Une communication interne forte doit souligner la gravité de l’événement et prendre en compte la part éventuelle du travail dans sa survenue, même si les raisons d’un suicide sont toujours complexes et difficiles à démêler. Il faut accepter de l’évaluer et envoyer ainsi aux personnes éventuellement en souffrance dans l’entreprise le signal que des solutions pour améliorer les conditions de travail vont être recherchées.

Réduire d’emblée les causes du suicide à des fragilités individuelles ou à des raisons personnelles fait passer, à l’inverse, le message que l’entreprise ne s’interroge pas sur son organisation du travail et que rien ne va bouger.

La volonté d’identifier les éventuels facteurs qui sont liés au travail doit donc être affirmée par la direction.

En revanche, en cas de suicide hors du site, l’employeur informe du décès (de préférence par oral plutôt que par mail) mais sans en donner les raisons.

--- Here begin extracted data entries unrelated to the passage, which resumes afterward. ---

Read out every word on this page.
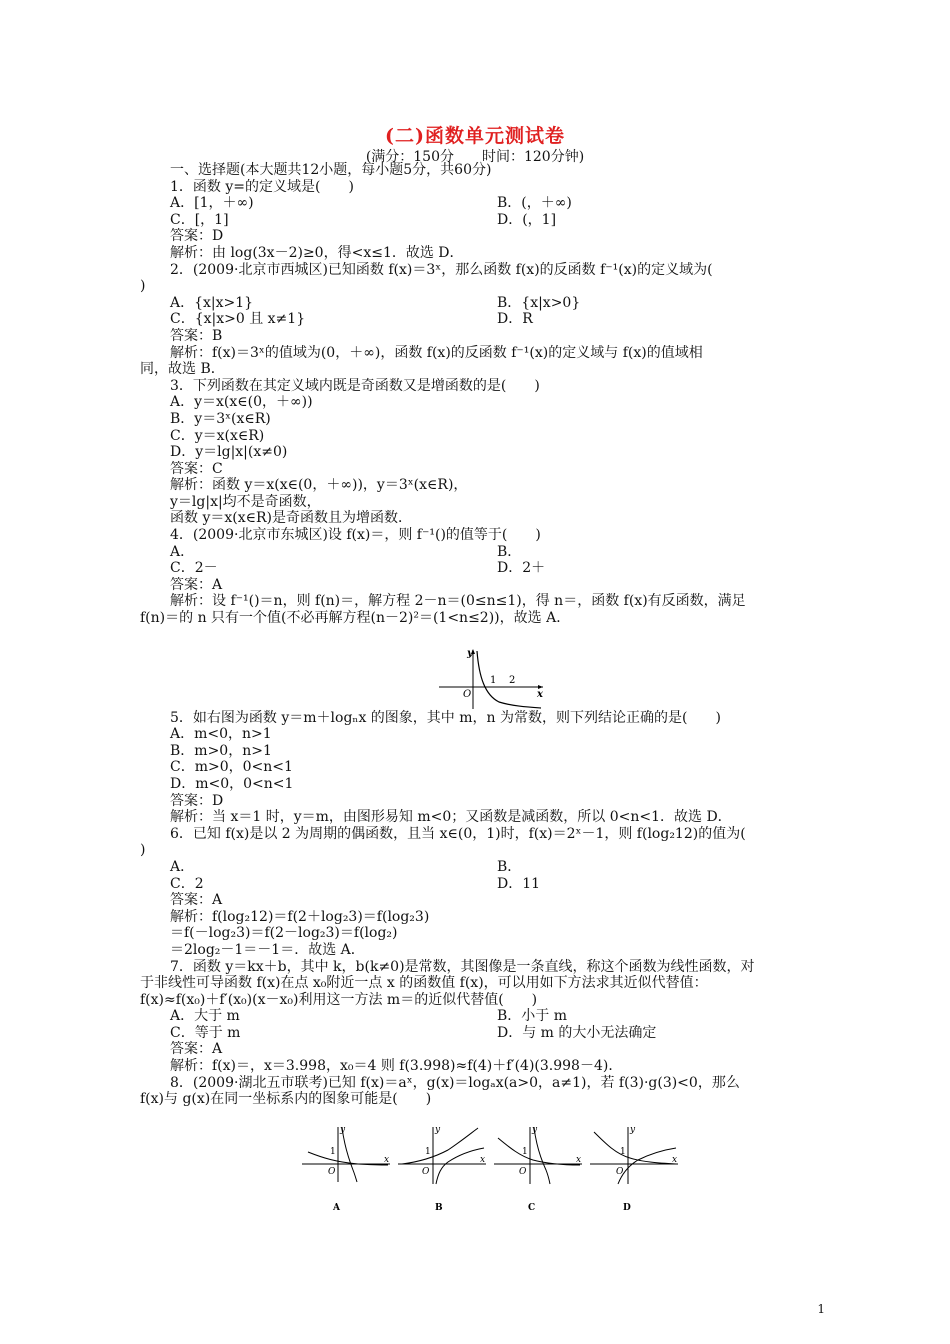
(二)函数单元测试卷
(满分：150分　　时间：120分钟)
一、选择题(本大题共12小题，每小题5分，共60分)
1．函数 y=的定义域是(　　)
A．[1，＋∞)	B．(，＋∞)
C．[，1]	D．(，1]
答案：D
解析：由 log(3x－2)≥0，得<x≤1．故选 D．
2．(2009·北京市西城区)已知函数 f(x)＝3ˣ，那么函数 f(x)的反函数 f⁻¹(x)的定义域为(
)
A．{x|x>1}	B．{x|x>0}
C．{x|x>0 且 x≠1}	D．R
答案：B
解析：f(x)＝3ˣ的值域为(0，＋∞)，函数 f(x)的反函数 f⁻¹(x)的定义域与 f(x)的值域相
同，故选 B．
3．下列函数在其定义域内既是奇函数又是增函数的是(　　)
A．y＝x(x∈(0，＋∞))
B．y＝3ˣ(x∈R)
C．y＝x(x∈R)
D．y＝lg|x|(x≠0)
答案：C
解析：函数 y＝x(x∈(0，＋∞))，y＝3ˣ(x∈R)，
y＝lg|x|均不是奇函数，
函数 y＝x(x∈R)是奇函数且为增函数．
4．(2009·北京市东城区)设 f(x)＝，则 f⁻¹()的值等于(　　)
A．	B．
C．2－	D．2＋
答案：A
解析：设 f⁻¹()＝n，则 f(n)＝，解方程 2－n＝(0≤n≤1)，得 n＝，函数 f(x)有反函数，满足
f(n)＝的 n 只有一个值(不必再解方程(n－2)²＝(1<n≤2))，故选 A．
5．如右图为函数 y＝m＋logₙx 的图象，其中 m，n 为常数，则下列结论正确的是(　　)
A．m<0，n>1
B．m>0，n>1
C．m>0，0<n<1
D．m<0，0<n<1
答案：D
解析：当 x＝1 时，y＝m，由图形易知 m<0；又函数是减函数，所以 0<n<1．故选 D．
6．已知 f(x)是以 2 为周期的偶函数，且当 x∈(0，1)时，f(x)＝2ˣ－1，则 f(log₂12)的值为(
)
A．	B．
C．2	D．11
答案：A
解析：f(log₂12)＝f(2＋log₂3)＝f(log₂3)
＝f(－log₂3)＝f(2－log₂3)＝f(log₂)
＝2log₂－1＝－1＝．故选 A．
7．函数 y＝kx＋b，其中 k，b(k≠0)是常数，其图像是一条直线，称这个函数为线性函数，对
于非线性可导函数 f(x)在点 x₀附近一点 x 的函数值 f(x)，可以用如下方法求其近似代替值：
f(x)≈f(x₀)＋f′(x₀)(x－x₀)利用这一方法 m＝的近似代替值(　　)
A．大于 m	B．小于 m
C．等于 m	D．与 m 的大小无法确定
答案：A
解析：f(x)＝，x＝3.998，x₀＝4 则 f(3.998)≈f(4)＋f′(4)(3.998－4)．
8．(2009·湖北五市联考)已知 f(x)＝aˣ，g(x)＝logₐx(a>0，a≠1)，若 f(3)·g(3)<0，那么
f(x)与 g(x)在同一坐标系内的图象可能是(　　)
y
x
O
1 2
y
x
O
1
A
y
x
O
1
B
y
x
O
1
C
y
x
O
1
D
1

3. Prendre en charge les collègues

Une prise en charge psychologique des collègues de la victime (et de la victime elle-même dans le cas d’une tentative de suicide) doit être proposée (le médecin du travail pouvant suggérer à l’entreprise quelques intervenants spécialisés). La possibilité pour les salariés volontaires de participer à des débriefings psychologiques peut réduire le risque de passage à l’acte pour d’autres et les cas de stress post-traumatique. Ces séances, proposées de façon individuelle ou collective, dans ou hors de l’entreprise, doivent être animées par un spécialiste extérieur, sur une période suffisamment longue pour que toutes les personnes touchées par cet événement puissent « évacuer » le traumatisme. Elles permettront d’orienter les personnes en souffrance vers des thérapeutes spécialisés.

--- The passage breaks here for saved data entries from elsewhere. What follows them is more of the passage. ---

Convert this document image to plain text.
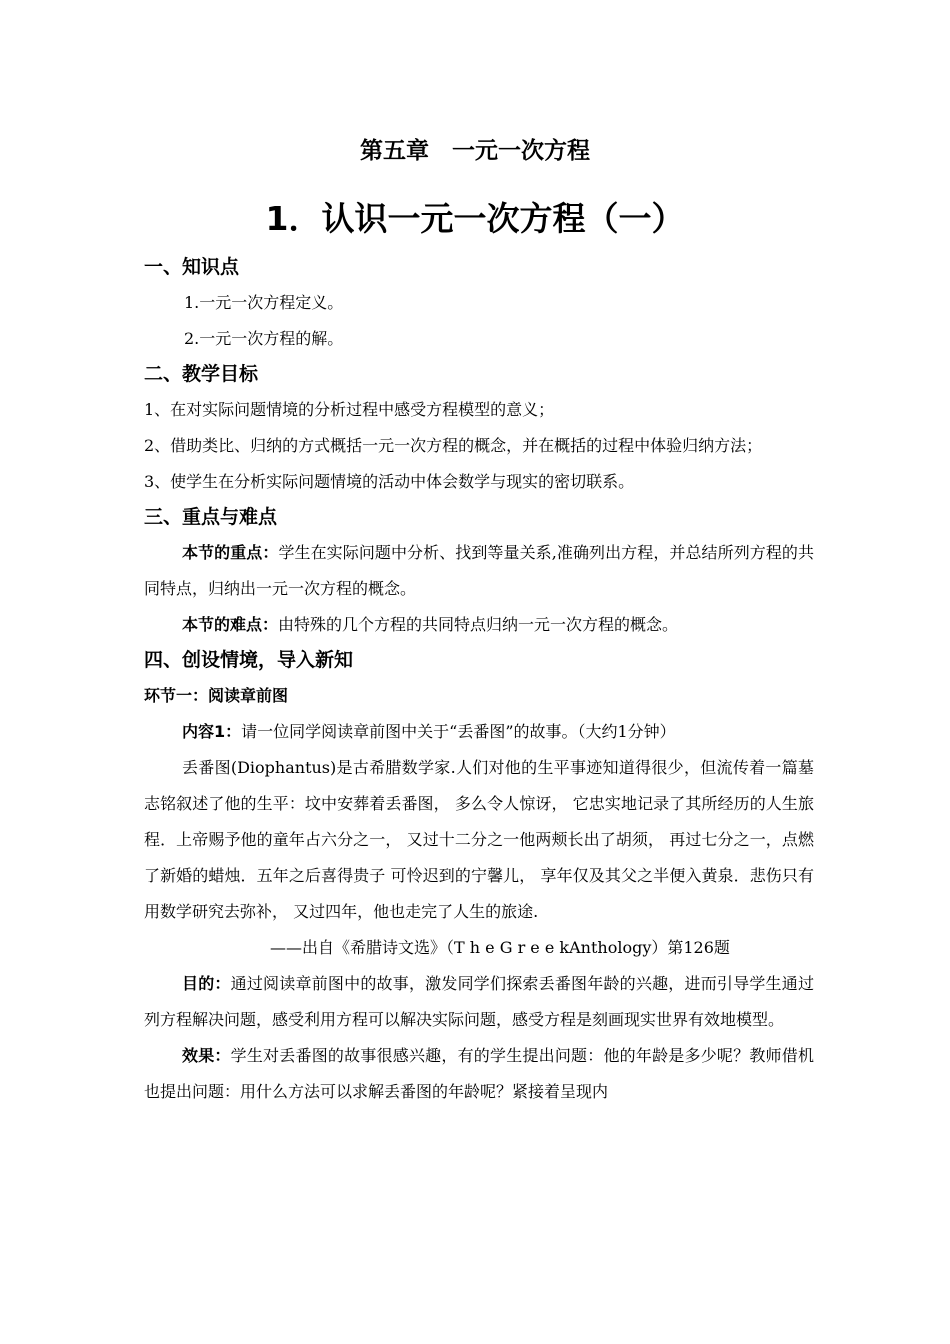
第五章　一元一次方程
1．认识一元一次方程（一）
一、知识点
1.一元一次方程定义。
2.一元一次方程的解。
二、教学目标
1、在对实际问题情境的分析过程中感受方程模型的意义；
2、借助类比、归纳的方式概括一元一次方程的概念，并在概括的过程中体验归纳方法；
3、使学生在分析实际问题情境的活动中体会数学与现实的密切联系。
三、重点与难点
本节的重点：学生在实际问题中分析、找到等量关系,准确列出方程，并总结所列方程的共同特点，归纳出一元一次方程的概念。
本节的难点：由特殊的几个方程的共同特点归纳一元一次方程的概念。
四、创设情境，导入新知
环节一：阅读章前图
内容1：请一位同学阅读章前图中关于“丢番图”的故事。（大约1分钟）
丢番图(Diophantus)是古希腊数学家.人们对他的生平事迹知道得很少，但流传着一篇墓志铭叙述了他的生平：坟中安葬着丢番图， 多么令人惊讶， 它忠实地记录了其所经历的人生旅程．上帝赐予他的童年占六分之一， 又过十二分之一他两颊长出了胡须， 再过七分之一，点燃了新婚的蜡烛．五年之后喜得贵子 可怜迟到的宁馨儿， 享年仅及其父之半便入黄泉．悲伤只有用数学研究去弥补， 又过四年，他也走完了人生的旅途.
——出自《希腊诗文选》（T h e G r e e kAnthology）第126题
目的：通过阅读章前图中的故事，激发同学们探索丢番图年龄的兴趣，进而引导学生通过列方程解决问题，感受利用方程可以解决实际问题，感受方程是刻画现实世界有效地模型。
效果：学生对丢番图的故事很感兴趣，有的学生提出问题：他的年龄是多少呢？教师借机也提出问题：用什么方法可以求解丢番图的年龄呢？紧接着呈现内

L’inrs alerte sur le fait que la mise à disposition d’un numéro vert anonyme et gratuit ne peut se substituer à une véritable prise en charge psychologique (et ne sera en aucun cas un substitut à l’analyse de l’événement).

Une déclaration d’accident du travail doit être établie par l’employeur quand le suicide se produit sur le lieu et au temps du travail, ou sur le trajet domicile-travail ainsi que pour les témoins du suicide.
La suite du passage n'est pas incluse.